20 ans d’activité, de beaux moments, et le plein de mélancolie pour la dernière. Glen Johnson et son Piano Magic s’éclipsent avec brio.


 

1996 : alors en devenir et en répétition, L’Anglais Glen Johnson et son ami musicien Dick Rance sont attirés par un vinyle 25cm (10 inch) posé au sol ; un medley de piano au titre évocateur : Piano Magic. Cette découverte qualifiée de signe spirituel par nos compères – sera interprétée comme celle d’un fantôme leur indiquant la voie à suivre. Leur histoire est en marche. Rétrospectivement, dixit Glen Johnson, ce nom s’avérera difficile à porter. Ils s’auto-proclament et s’auto-classifient « ghost rock » et mèneront leurs barques dans les eaux froides de la musique électronique et des guitares. Un savant et subtil mélange des genres. Le label 4AD les accueillera tout naturellement. Glen Johnson sera le pivot de sa formation autour de laquelle graviteront bon nombre d’invités (Vashti Bunyan, Brendan Perry (Dead Can Dance), John Grant ou Alan Sparhawk (Low)).

2017 : Closure. Sans faute de goût, cette ultime production clôt définitivement l’histoire de Piano Magic. Son titre explicite acte la fin d’un parcours. Spéculation ou simple intention ? Il n’en est rien. Glen Johnson tire définitivement un trait sur 20 années d’activités. ‘’L’œuvre de sa vie’’ mise en sommeil, on peine à imaginer l’état d’esprit de son géniteur au moment de prendre cette décision. Essoufflement, regret, soulagement ?…  Johnson s’efface comme il est apparu, dans la discrétion et sans crier et gare. De récents, personnels et douloureux événements ont peut-être accéléré sa décision. Une série de quelques concerts anniversaires fin décembre 2016 ont aussi précédé et accompagné cette sortie. Tout a été fait comme il se doit. En quelque sorte.

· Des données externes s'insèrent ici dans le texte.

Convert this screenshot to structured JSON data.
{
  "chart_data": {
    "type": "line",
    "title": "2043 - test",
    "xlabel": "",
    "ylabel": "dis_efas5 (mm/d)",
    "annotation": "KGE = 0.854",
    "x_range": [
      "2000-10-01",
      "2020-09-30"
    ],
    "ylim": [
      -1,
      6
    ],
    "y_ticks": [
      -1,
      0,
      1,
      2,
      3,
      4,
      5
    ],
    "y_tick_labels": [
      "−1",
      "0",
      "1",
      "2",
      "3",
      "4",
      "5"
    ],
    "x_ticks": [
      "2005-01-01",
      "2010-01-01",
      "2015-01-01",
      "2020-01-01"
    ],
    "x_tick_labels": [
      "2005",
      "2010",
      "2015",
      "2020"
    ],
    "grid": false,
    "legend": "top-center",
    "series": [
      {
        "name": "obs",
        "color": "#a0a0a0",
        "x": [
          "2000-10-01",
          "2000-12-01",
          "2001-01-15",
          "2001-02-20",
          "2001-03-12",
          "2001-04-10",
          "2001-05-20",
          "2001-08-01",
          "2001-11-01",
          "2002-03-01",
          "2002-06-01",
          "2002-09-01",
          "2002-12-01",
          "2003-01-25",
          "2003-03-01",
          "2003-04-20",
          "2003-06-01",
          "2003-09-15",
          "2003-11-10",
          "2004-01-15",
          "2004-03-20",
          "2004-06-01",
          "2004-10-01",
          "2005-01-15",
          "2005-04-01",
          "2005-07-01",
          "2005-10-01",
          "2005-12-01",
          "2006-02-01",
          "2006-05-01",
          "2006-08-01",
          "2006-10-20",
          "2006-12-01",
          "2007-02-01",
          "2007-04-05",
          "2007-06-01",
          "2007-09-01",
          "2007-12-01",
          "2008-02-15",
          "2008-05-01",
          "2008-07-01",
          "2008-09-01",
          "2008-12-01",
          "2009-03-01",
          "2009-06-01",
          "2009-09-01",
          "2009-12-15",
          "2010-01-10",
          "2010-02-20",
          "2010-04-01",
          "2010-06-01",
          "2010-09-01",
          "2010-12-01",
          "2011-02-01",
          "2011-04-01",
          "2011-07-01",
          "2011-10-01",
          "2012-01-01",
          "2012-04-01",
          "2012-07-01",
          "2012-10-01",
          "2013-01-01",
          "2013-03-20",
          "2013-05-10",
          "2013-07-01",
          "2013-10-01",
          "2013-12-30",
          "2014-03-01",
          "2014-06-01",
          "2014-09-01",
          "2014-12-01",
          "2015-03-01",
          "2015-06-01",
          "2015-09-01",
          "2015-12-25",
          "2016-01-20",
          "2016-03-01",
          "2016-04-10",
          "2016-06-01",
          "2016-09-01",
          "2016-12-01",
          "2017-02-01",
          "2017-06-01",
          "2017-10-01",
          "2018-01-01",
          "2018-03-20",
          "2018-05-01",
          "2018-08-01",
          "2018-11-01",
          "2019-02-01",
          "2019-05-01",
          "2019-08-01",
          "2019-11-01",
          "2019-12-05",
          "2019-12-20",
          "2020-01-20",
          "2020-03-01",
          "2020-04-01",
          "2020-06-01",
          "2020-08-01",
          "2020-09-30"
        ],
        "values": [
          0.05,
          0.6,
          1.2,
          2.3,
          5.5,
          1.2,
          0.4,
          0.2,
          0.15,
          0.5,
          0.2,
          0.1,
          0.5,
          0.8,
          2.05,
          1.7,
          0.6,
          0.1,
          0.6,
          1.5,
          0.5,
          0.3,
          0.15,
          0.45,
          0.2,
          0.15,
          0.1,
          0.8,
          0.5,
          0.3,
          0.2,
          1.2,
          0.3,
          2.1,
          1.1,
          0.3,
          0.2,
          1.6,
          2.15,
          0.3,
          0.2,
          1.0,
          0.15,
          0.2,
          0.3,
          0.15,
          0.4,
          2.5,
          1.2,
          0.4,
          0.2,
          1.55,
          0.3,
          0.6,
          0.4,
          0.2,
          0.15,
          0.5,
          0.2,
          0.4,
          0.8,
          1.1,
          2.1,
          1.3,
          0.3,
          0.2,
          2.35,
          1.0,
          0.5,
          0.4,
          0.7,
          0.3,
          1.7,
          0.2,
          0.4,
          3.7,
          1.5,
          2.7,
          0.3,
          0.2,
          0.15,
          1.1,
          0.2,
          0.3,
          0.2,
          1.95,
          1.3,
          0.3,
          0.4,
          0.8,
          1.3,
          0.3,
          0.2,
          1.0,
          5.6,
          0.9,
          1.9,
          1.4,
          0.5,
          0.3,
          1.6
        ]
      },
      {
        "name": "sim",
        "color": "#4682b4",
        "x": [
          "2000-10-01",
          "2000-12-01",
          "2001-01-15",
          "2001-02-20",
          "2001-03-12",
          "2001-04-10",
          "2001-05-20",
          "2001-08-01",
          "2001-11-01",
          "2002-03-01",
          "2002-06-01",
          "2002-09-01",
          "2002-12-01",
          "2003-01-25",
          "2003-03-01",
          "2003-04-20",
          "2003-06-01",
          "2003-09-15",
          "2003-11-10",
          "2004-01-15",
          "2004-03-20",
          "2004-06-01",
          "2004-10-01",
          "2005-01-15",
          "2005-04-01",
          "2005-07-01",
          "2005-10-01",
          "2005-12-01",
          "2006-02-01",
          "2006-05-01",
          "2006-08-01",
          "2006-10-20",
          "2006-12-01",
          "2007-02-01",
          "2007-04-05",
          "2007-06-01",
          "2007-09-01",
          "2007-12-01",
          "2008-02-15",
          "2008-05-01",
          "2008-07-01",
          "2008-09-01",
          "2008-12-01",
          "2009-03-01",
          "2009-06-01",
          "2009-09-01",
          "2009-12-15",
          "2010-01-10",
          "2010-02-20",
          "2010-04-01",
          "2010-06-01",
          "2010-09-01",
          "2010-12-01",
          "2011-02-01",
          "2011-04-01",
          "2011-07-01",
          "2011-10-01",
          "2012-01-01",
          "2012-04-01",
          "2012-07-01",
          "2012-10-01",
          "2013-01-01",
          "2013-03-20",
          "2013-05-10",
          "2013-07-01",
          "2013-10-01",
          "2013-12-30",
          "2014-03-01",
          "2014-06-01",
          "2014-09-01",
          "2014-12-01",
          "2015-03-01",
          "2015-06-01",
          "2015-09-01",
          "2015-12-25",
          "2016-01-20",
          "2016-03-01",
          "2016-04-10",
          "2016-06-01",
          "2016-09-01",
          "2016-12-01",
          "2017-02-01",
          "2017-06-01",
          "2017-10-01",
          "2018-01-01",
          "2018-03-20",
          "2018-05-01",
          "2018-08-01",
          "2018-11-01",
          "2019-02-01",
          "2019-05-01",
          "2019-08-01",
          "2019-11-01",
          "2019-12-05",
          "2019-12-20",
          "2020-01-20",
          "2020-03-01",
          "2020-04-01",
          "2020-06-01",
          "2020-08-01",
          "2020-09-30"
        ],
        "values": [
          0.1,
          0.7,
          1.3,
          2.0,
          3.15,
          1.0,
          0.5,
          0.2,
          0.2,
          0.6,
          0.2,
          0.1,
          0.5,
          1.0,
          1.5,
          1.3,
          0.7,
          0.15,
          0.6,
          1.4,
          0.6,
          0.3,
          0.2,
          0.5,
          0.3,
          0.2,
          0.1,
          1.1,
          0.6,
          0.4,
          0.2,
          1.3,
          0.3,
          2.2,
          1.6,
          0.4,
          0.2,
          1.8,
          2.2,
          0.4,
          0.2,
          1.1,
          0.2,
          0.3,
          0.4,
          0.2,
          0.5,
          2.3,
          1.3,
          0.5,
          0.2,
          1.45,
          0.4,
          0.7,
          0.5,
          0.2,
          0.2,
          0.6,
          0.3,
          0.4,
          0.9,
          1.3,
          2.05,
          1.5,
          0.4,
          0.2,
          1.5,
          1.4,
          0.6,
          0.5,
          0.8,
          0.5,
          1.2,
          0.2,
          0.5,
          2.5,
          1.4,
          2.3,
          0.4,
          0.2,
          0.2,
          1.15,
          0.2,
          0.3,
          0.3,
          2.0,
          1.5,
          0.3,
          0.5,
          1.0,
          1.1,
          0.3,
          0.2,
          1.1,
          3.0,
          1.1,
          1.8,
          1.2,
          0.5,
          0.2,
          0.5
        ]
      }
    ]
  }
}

Ce 12ème opus est une belle fin. Les mélodies sont convaincantes, les chansons s’étirent au gré du spleen de son auteur, un climat et une atmosphère romantique et mélancolique se mettent en place et perdurent. La voix de Johnson est claire, suave et entreprenante. La production ad hoc élève les mélodies. Le disque s’apparente à une douce et triste méditation. Il pourrait être la bande son de nos regrets ou de nos remords. Un bilan d’une vie passée au crible. Pas si loin dans l’esprit du retour de Sophia en 2016.

« Closure », le morceau-titre placé en ouverture, avait pourtant tous les atouts – dans la forme et dans le fond – du clap de fin idéal. Ce morceau a de l’épaisseur, une mélancolie tenace, de la tension, bref une ambiance de rupture. Des hauts et des bas rythmiques le jalonnent. Des claviers en sourdine introduisent un mélodica. De toute beauté ! Entre parenthèse, l’écoute de cet instrument à cordes nous évoque instantanément le musicien jamaïcain Augustus Pablo – le maître incontesté du mélodica. La parenthèse est refermée. Des chœurs masculins et féminins évanescents et éphémères parsèment ce morceau. Une trop courte mais homérique séquence de guitares noisy s’intercale. Le dernier tiers tout instrumental s’effile et se clôt dans la douceur.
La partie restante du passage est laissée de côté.